Enhancing Nutrition

Access to safe and healthy foods helps build healthy, thriving communities. We’re helping food banks expand the accessibility and variety of nutritious foods they offer.

Food banks prioritize healthy food, nutrition education, and culturally appropriate food choices.

A nutritious diet is pivotal for good health. It supports growth, productivity, and wellness, and it reduces the risk of diseases like diabetes, cancer, and cardiovascular disease. However, knowing what comprises a healthy diet is only part of the story—accessing and purchasing this food is another. In fact, healthy diets are unaffordable for more than 3 billion people worldwide (FAO). And for many, the nearest store or market with fresh, healthy foods may be out of geographic reach.

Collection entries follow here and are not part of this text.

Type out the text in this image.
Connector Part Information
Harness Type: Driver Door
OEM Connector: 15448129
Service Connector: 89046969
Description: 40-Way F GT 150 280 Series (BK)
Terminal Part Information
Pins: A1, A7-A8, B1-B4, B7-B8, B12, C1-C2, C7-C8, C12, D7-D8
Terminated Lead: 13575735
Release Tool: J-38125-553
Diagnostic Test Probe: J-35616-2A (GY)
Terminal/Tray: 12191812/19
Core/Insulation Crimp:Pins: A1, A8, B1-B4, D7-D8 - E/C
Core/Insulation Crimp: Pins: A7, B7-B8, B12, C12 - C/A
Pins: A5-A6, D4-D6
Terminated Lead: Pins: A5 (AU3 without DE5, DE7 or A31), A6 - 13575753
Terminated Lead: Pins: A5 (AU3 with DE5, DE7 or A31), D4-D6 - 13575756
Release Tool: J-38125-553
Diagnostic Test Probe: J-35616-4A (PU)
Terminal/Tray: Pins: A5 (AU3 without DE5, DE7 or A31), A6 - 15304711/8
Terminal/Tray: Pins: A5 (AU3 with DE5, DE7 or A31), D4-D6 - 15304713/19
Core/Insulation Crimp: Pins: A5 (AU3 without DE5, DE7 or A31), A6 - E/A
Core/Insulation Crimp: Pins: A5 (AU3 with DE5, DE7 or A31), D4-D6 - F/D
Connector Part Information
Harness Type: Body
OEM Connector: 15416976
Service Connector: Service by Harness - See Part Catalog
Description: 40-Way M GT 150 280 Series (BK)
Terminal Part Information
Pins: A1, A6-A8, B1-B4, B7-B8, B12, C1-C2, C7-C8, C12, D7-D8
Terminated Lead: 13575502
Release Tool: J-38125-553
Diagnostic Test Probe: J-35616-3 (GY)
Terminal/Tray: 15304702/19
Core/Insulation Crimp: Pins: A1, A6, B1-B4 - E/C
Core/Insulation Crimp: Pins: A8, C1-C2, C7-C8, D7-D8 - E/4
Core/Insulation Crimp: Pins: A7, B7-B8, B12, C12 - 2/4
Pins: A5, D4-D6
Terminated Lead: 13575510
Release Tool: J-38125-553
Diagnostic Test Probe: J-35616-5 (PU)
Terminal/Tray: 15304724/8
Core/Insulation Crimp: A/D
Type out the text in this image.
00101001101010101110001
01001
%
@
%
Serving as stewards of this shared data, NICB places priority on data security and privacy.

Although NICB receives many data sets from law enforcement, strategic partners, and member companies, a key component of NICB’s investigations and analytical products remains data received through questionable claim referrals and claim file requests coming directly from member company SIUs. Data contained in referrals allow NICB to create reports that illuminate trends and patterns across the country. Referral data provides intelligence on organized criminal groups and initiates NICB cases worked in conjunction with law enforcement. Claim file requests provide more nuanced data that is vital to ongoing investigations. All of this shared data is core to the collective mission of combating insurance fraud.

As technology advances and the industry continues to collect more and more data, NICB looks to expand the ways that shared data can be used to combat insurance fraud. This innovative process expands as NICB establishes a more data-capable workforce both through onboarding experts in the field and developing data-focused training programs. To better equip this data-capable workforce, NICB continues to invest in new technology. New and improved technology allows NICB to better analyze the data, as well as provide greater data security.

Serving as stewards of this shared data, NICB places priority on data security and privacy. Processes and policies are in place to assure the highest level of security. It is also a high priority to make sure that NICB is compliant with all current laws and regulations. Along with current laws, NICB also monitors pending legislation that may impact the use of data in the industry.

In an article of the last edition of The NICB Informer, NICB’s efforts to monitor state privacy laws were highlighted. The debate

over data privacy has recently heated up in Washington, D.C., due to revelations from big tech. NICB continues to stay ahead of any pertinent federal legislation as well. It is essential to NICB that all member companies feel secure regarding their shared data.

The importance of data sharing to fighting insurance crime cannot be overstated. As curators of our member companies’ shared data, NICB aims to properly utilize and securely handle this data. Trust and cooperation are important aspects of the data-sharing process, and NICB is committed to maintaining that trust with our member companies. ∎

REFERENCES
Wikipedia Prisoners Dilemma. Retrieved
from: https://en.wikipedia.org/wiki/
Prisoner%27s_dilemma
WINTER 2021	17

As champions of SDG2: Zero Hunger, food banks play a critical role in ending hunger and achieving food security and improved nutrition for all people by 2030. They also understand that a plate of healthy food may look different from one community to the next. Food banks are experts in recovery and distribution and understand the local contexts of their communities, so they serve as a bridge between dignified access to sufficient calories and healthy, culturally relevant diets.

Food security exists when all people, at all times, have physical and economic access to sufficient, safe and nutritious food that meets their dietary needs and food preferences for an active and healthy life. Eradicating hunger requires action that addresses availability, access, utilization, and stability.
United Nations Food and Agriculture Organization

How are GFN members increasing access to healthy foods?

Food banks strive to diversify the nutritious products they distribute to their communities. But their role in nutrition goes beyond offering product diversity; it also includes promoting healthy dietary choices through nutrition education and adhering to the highest food safety standards.

Here are just a few ways that GFN member food banks are addressing nutrition:

  • Agricultural recovery programs source fresh, local produce from farms
  • On-staff nutritionists advise and implement nutrition policies and programs
  • Nutrition education programs include workshops and cooking classes
  • Infrastructure investments, like cold storage, make it possible to recover and store more fresh foods
  • Food safety standards guide food banks’ operations
  • School meal programs provide consistent access to food for children during critical stages of growth and development

Foodbank Western Australia’s Hands-on Nutrition Approach

Foodbank Western Australia’s school feeding programs demonstrate an innovative approach to tackling child hunger by providing meals, as well as hands-on nutrition education to children in vulnerable situations across the region. The programs include school breakfasts, nutrition education, and cooking classes.


How does GFN support food banks’ nutrition programs?

As more food banks establish or expand their nutrition policies, we’re investing in this area of our work, too. We provide both global and regional nutrition resources that are customized for local contexts; for example:

  • Helping food banks increase the proportion of culturally appropriate fruits, vegetables, legumes, grains, proteins, and dairy.
  • Conducting research that tracks GFN members’ product diversity proportions.
  • Providing customized technical assistance and grants to support food bank child hunger programs.
  • Partnering with organizations, like the World Union of Wholesale Markets, that encourage more donations of fresh produce to food banks.
  • Supporting the establishment and scaling of agricultural recovery programs.